Development of a management system for the active control of the main battery parameters

In the last years electric vehicles (EV) have gained a large share of the market, due to the problems of environment pollution and energy saving. Thanks to their high-performance properties and good knowledge, the majority of EVs employ as energy source lithium-ion batteries which require a reliable control system to guarantee an optimal management and ensure proper operation inside the battery, avoiding dangerous situations which could seriously damage their operational capacity and drastically reduce their lives. This thesis is addressed to achieve these goals through the creation of our own battery management system (BMS), able to monitor the key parameters and activate whenever one of them is captured with values out of the range.
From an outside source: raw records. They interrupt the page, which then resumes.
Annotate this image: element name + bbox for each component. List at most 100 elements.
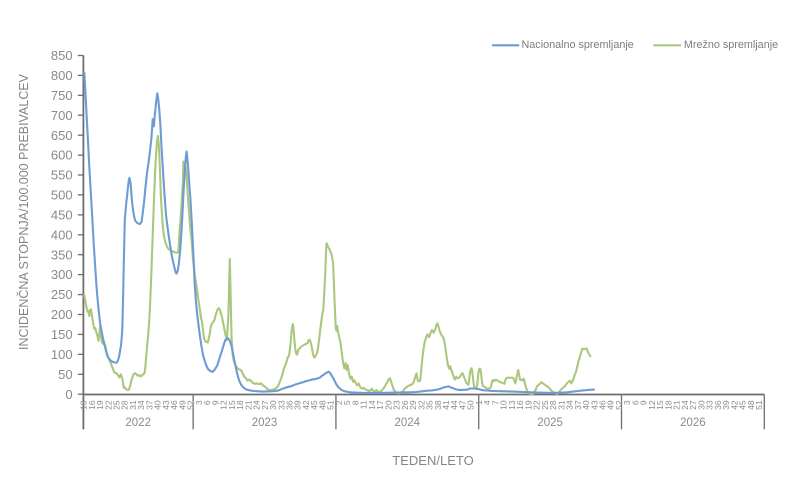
svg-text:19: 19 [523,400,533,410]
svg-text:2023: 2023 [252,417,278,429]
svg-text:750: 750 [51,88,73,103]
svg-text:650: 650 [51,128,73,143]
svg-text:INCIDENČNA STOPNJA/100.000 P: INCIDENČNA STOPNJA/100.000 PREBIVALCEV [16,73,31,350]
svg-text:2: 2 [334,400,344,405]
svg-text:3: 3 [194,400,204,405]
svg-text:9: 9 [639,400,649,405]
svg-text:44: 44 [449,400,459,410]
svg-text:39: 39 [293,400,303,410]
svg-text:47: 47 [457,400,467,410]
svg-text:23: 23 [392,400,402,410]
svg-text:36: 36 [284,400,294,410]
svg-text:19: 19 [95,400,105,410]
svg-text:31: 31 [128,400,138,410]
svg-text:200: 200 [51,307,73,322]
svg-text:24: 24 [680,400,690,410]
svg-text:15: 15 [655,400,665,410]
svg-text:42: 42 [301,400,311,410]
svg-text:39: 39 [721,400,731,410]
svg-text:43: 43 [589,400,599,410]
svg-text:38: 38 [433,400,443,410]
svg-text:250: 250 [51,287,73,302]
svg-text:1: 1 [474,400,484,405]
svg-text:16: 16 [515,400,525,410]
svg-text:46: 46 [169,400,179,410]
svg-text:30: 30 [696,400,706,410]
svg-text:33: 33 [705,400,715,410]
svg-text:6: 6 [202,400,212,405]
svg-text:35: 35 [425,400,435,410]
svg-text:14: 14 [367,400,377,410]
svg-text:34: 34 [565,400,575,410]
svg-text:18: 18 [235,400,245,410]
svg-text:50: 50 [58,367,72,382]
svg-text:300: 300 [51,267,73,282]
svg-text:27: 27 [260,400,270,410]
svg-text:21: 21 [672,400,682,410]
svg-text:400: 400 [51,227,73,242]
svg-text:800: 800 [51,68,73,83]
svg-text:27: 27 [688,400,698,410]
svg-text:11: 11 [359,400,369,409]
svg-text:29: 29 [408,400,418,410]
svg-text:Nacionalno spremljanje: Nacionalno spremljanje [522,39,634,51]
svg-text:450: 450 [51,208,73,223]
svg-text:600: 600 [51,148,73,163]
svg-text:9: 9 [210,400,220,405]
svg-text:2022: 2022 [125,417,151,429]
svg-text:4: 4 [482,400,492,405]
svg-text:2025: 2025 [537,417,563,429]
svg-text:51: 51 [326,400,336,410]
svg-text:150: 150 [51,327,73,342]
svg-text:34: 34 [136,400,146,410]
svg-text:26: 26 [400,400,410,410]
svg-text:25: 25 [112,400,122,410]
svg-text:21: 21 [243,400,253,410]
svg-text:32: 32 [416,400,426,410]
svg-text:22: 22 [532,400,542,410]
svg-text:13: 13 [79,400,89,410]
svg-text:51: 51 [754,400,764,410]
svg-text:22: 22 [103,400,113,410]
svg-text:15: 15 [227,400,237,410]
svg-text:42: 42 [729,400,739,410]
svg-text:41: 41 [441,400,451,410]
svg-text:33: 33 [276,400,286,410]
svg-text:28: 28 [120,400,130,410]
svg-text:48: 48 [317,400,327,410]
svg-text:48: 48 [746,400,756,410]
svg-text:50: 50 [466,400,476,410]
svg-text:8: 8 [350,400,360,405]
svg-text:13: 13 [507,400,517,410]
svg-text:40: 40 [581,400,591,410]
svg-text:45: 45 [738,400,748,410]
svg-text:25: 25 [540,400,550,410]
svg-text:24: 24 [252,400,262,410]
svg-text:36: 36 [713,400,723,410]
svg-text:0: 0 [65,387,72,402]
svg-text:TEDEN/LETO: TEDEN/LETO [392,453,473,468]
svg-text:5: 5 [342,400,352,405]
svg-text:12: 12 [219,400,229,410]
svg-text:10: 10 [499,400,509,410]
svg-text:31: 31 [556,400,566,410]
svg-text:550: 550 [51,168,73,183]
svg-text:500: 500 [51,188,73,203]
svg-text:43: 43 [161,400,171,410]
svg-text:7: 7 [490,400,500,405]
svg-text:Mrežno spremljanje: Mrežno spremljanje [684,39,778,51]
svg-text:12: 12 [647,400,657,410]
svg-text:350: 350 [51,247,73,262]
svg-text:2024: 2024 [395,417,421,429]
svg-text:52: 52 [186,400,196,410]
svg-text:30: 30 [268,400,278,410]
svg-text:49: 49 [177,400,187,410]
svg-text:2026: 2026 [680,417,706,429]
svg-text:40: 40 [153,400,163,410]
svg-text:46: 46 [598,400,608,410]
svg-text:850: 850 [51,48,73,63]
svg-text:49: 49 [606,400,616,410]
svg-text:28: 28 [548,400,558,410]
svg-text:37: 37 [573,400,583,410]
svg-text:17: 17 [375,400,385,410]
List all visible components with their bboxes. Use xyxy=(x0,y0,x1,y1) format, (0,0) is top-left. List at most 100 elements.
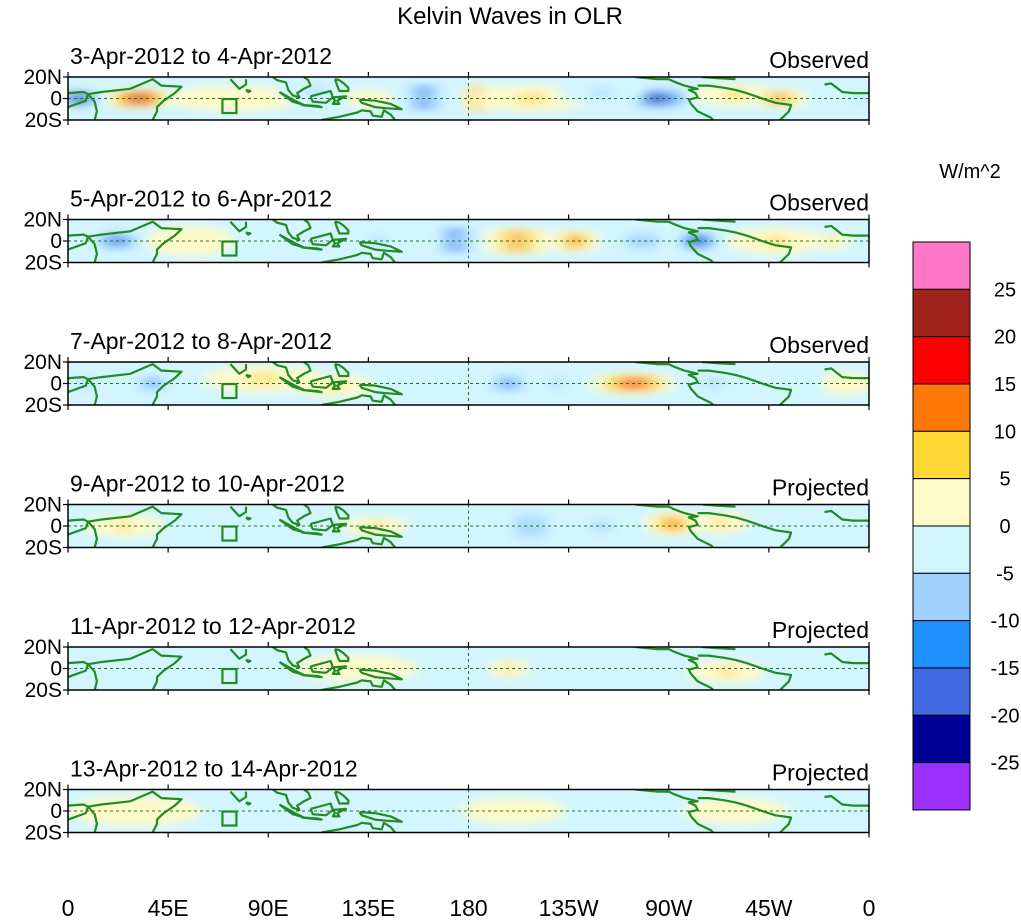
colorbar-swatch xyxy=(912,288,971,338)
anomaly-peak xyxy=(771,96,789,101)
anomaly-peak xyxy=(294,807,332,815)
coastlines xyxy=(68,647,869,690)
coastline xyxy=(301,816,323,821)
coastline xyxy=(309,374,334,389)
coastline xyxy=(272,362,312,384)
anomaly-peak xyxy=(589,90,615,97)
coastline xyxy=(635,789,715,833)
coastlines xyxy=(68,504,869,548)
coastline xyxy=(272,219,312,241)
island-outline xyxy=(221,97,238,115)
coastline xyxy=(229,648,248,660)
colorbar-tick-label: -20 xyxy=(991,705,1020,727)
coastline xyxy=(333,790,350,805)
y-tick-label: 20N xyxy=(23,66,62,89)
y-tick-label: 0 xyxy=(50,658,62,681)
coastline xyxy=(245,658,252,664)
y-tick-label: 20N xyxy=(23,636,62,659)
colorbar-swatch xyxy=(912,430,971,480)
y-tick-label: 0 xyxy=(50,373,62,396)
coastline xyxy=(87,663,99,690)
x-tick-label: 45E xyxy=(148,895,189,920)
y-tick-label: 20S xyxy=(25,109,62,132)
coastline xyxy=(301,246,323,251)
island-outline xyxy=(221,667,238,685)
panel-date-range: 3-Apr-2012 to 4-Apr-2012 xyxy=(70,43,332,69)
anomaly-peak xyxy=(416,102,432,106)
coastline xyxy=(697,84,793,120)
panel-status: Observed xyxy=(769,190,869,216)
anomaly-peak xyxy=(522,529,540,534)
coastline xyxy=(824,82,869,95)
coastline xyxy=(301,388,323,394)
coastline xyxy=(272,789,312,812)
y-tick-label: 20S xyxy=(25,394,62,417)
coastline xyxy=(229,505,248,518)
coastline xyxy=(87,520,99,548)
x-tick-label: 135W xyxy=(539,895,599,920)
coastline xyxy=(697,369,793,405)
x-tick-label: 180 xyxy=(449,895,487,920)
coastline xyxy=(245,801,252,806)
coastline xyxy=(87,790,183,833)
coastline xyxy=(229,363,248,375)
anomaly-peak xyxy=(507,244,528,249)
colorbar-tick-label: 20 xyxy=(994,327,1016,349)
coastline xyxy=(87,363,183,405)
y-tick-label: 20N xyxy=(23,351,62,374)
coastline xyxy=(358,668,403,681)
coastline xyxy=(245,373,252,379)
coastline xyxy=(272,647,312,669)
colorbar-tick-label: 15 xyxy=(994,374,1016,396)
coastline xyxy=(358,383,403,396)
anomaly-peak xyxy=(723,92,748,99)
coastline xyxy=(87,78,183,120)
panel-status: Projected xyxy=(772,475,869,501)
coastline xyxy=(331,95,348,106)
colorbar-tick-label: -15 xyxy=(991,658,1020,680)
colorbar-swatch xyxy=(912,241,971,290)
coastlines xyxy=(68,362,869,405)
y-tick-label: 0 xyxy=(50,230,62,253)
x-tick-label: 45W xyxy=(745,895,793,920)
coastline xyxy=(229,78,248,90)
coastline xyxy=(333,78,350,93)
coastline xyxy=(321,679,396,690)
coastline xyxy=(331,665,348,676)
coastline xyxy=(331,522,348,533)
colorbar-swatch xyxy=(912,620,971,669)
colorbar-tick-label: -25 xyxy=(991,753,1020,775)
y-tick-label: 20S xyxy=(25,679,62,702)
coastline xyxy=(87,93,99,120)
coastline xyxy=(321,109,396,120)
x-tick-label: 90E xyxy=(248,895,289,920)
coastline xyxy=(272,77,312,99)
anomaly-peak xyxy=(238,522,276,530)
coastline xyxy=(245,516,252,521)
coastline xyxy=(309,517,334,532)
colorbar-tick-label: 5 xyxy=(999,469,1010,491)
coastline xyxy=(245,231,252,236)
anomaly-peak xyxy=(132,664,182,673)
y-tick-label: 0 xyxy=(50,800,62,823)
island-outline xyxy=(221,240,238,257)
colorbar-swatch xyxy=(912,572,971,622)
anomaly-peak xyxy=(246,375,282,383)
coastline xyxy=(87,378,99,405)
panel-date-range: 7-Apr-2012 to 8-Apr-2012 xyxy=(70,328,332,354)
coastline xyxy=(697,511,793,548)
coastline xyxy=(301,103,323,109)
island-outline xyxy=(221,810,238,827)
coastline xyxy=(321,251,396,263)
x-tick-label: 90W xyxy=(645,895,693,920)
coastline xyxy=(309,802,334,817)
colorbar: W/m^2 25 20 15 10 5 0 -5 -10 -15 -20 -25 xyxy=(912,161,1020,811)
colorbar-tick-label: 10 xyxy=(994,421,1016,443)
colorbar-swatch xyxy=(912,383,971,432)
anomaly-peak xyxy=(702,380,725,387)
anomaly-peak xyxy=(715,668,738,675)
coastline xyxy=(301,531,323,536)
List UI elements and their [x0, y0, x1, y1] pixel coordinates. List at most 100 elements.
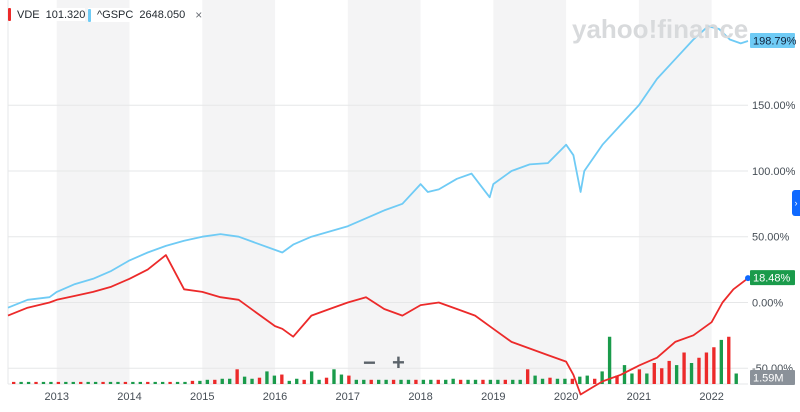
legend-vde[interactable]: VDE 101.320: [8, 8, 86, 21]
volume-bar: [667, 360, 671, 384]
year-band: [638, 0, 712, 384]
volume-bar: [563, 378, 567, 384]
volume-bar: [19, 381, 23, 384]
series-line: [7, 25, 749, 309]
volume-bar: [272, 375, 277, 384]
volume-bar: [332, 369, 336, 384]
y-tick-label: 0.00%: [752, 297, 783, 309]
year-band: [493, 0, 567, 384]
volume-bar: [570, 378, 575, 384]
volume-bar: [674, 365, 679, 384]
gspc-end-label: 198.79%: [753, 36, 797, 48]
volume-bar: [101, 381, 105, 384]
volume-bar: [518, 379, 522, 384]
volume-bar: [146, 381, 150, 384]
vde-end-label-bg: [750, 270, 795, 286]
y-axis-labels: 150.00%100.00%50.00%0.00%-50.00%: [752, 100, 796, 375]
volume-bar: [205, 379, 210, 384]
volume-bar: [153, 381, 157, 384]
legend-gspc[interactable]: ^GSPC 2648.050 ×: [88, 8, 203, 22]
volume-bar: [451, 378, 455, 384]
volume-bar: [719, 339, 724, 384]
volume-bar: [347, 375, 351, 384]
volume-bar: [235, 369, 239, 384]
volume-bar: [228, 378, 232, 384]
volume-end-label: 1.59M: [753, 373, 784, 385]
year-bands: [56, 0, 712, 384]
x-tick-label: 2015: [190, 391, 214, 403]
volume-bar: [406, 379, 411, 384]
volume-bar: [56, 381, 61, 384]
volume-bar: [697, 357, 701, 384]
volume-bar: [295, 378, 299, 384]
volume-bar: [637, 369, 642, 384]
year-band: [347, 0, 421, 384]
volume-bar: [220, 378, 224, 384]
volume-bar: [399, 379, 403, 384]
volume-bar: [548, 377, 552, 384]
volume-bar: [436, 379, 440, 384]
volume-bar: [302, 379, 306, 384]
volume-bar: [727, 336, 731, 384]
zoom-out-button[interactable]: −: [363, 350, 376, 375]
volume-bar: [645, 373, 649, 384]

The battery system considered is made up of nine modules in parallel each consisting of twenty cells while the parameters are the current, voltage, temperature and state of charge (SOC). Related to the first one an over-charging (over-discharging) situation could appear causing possible electrolytic decomposition and short-circuit. Associated with the second parameter problem such overheating could emerge, damaging the battery sometimes irreversibly. With high (low) temperature the chemical reactions efficient can be greatly reduced inside the battery causing a fast degradation and possible explosion since unstable chemical reaction can be involved as well as capacity problems. Last but not least, issues could occur with the presence of error in the SOC balance between the different modules, leading to unexpected and unwanted low performances such as in terms of power as well as unpredicted behaviour due to dangerous level of state of charge, if not correctly tracked. The model created in the thesis involves the use of SIMULINK/SIMSCAPE within which it is subdivided in two main parts, the BMS itself and the battery model. The latter is controlled by the BMS through the implementation of switches for each module, which are activated whenever is required (fault detection of one or more parameters). Several tests and analyzes were conducted on the model to verify its functionality, starting from single error cases up to simulations involving the presence of multiple simultaneous errors as well as charging phases, in order to test the reliability of the BMS.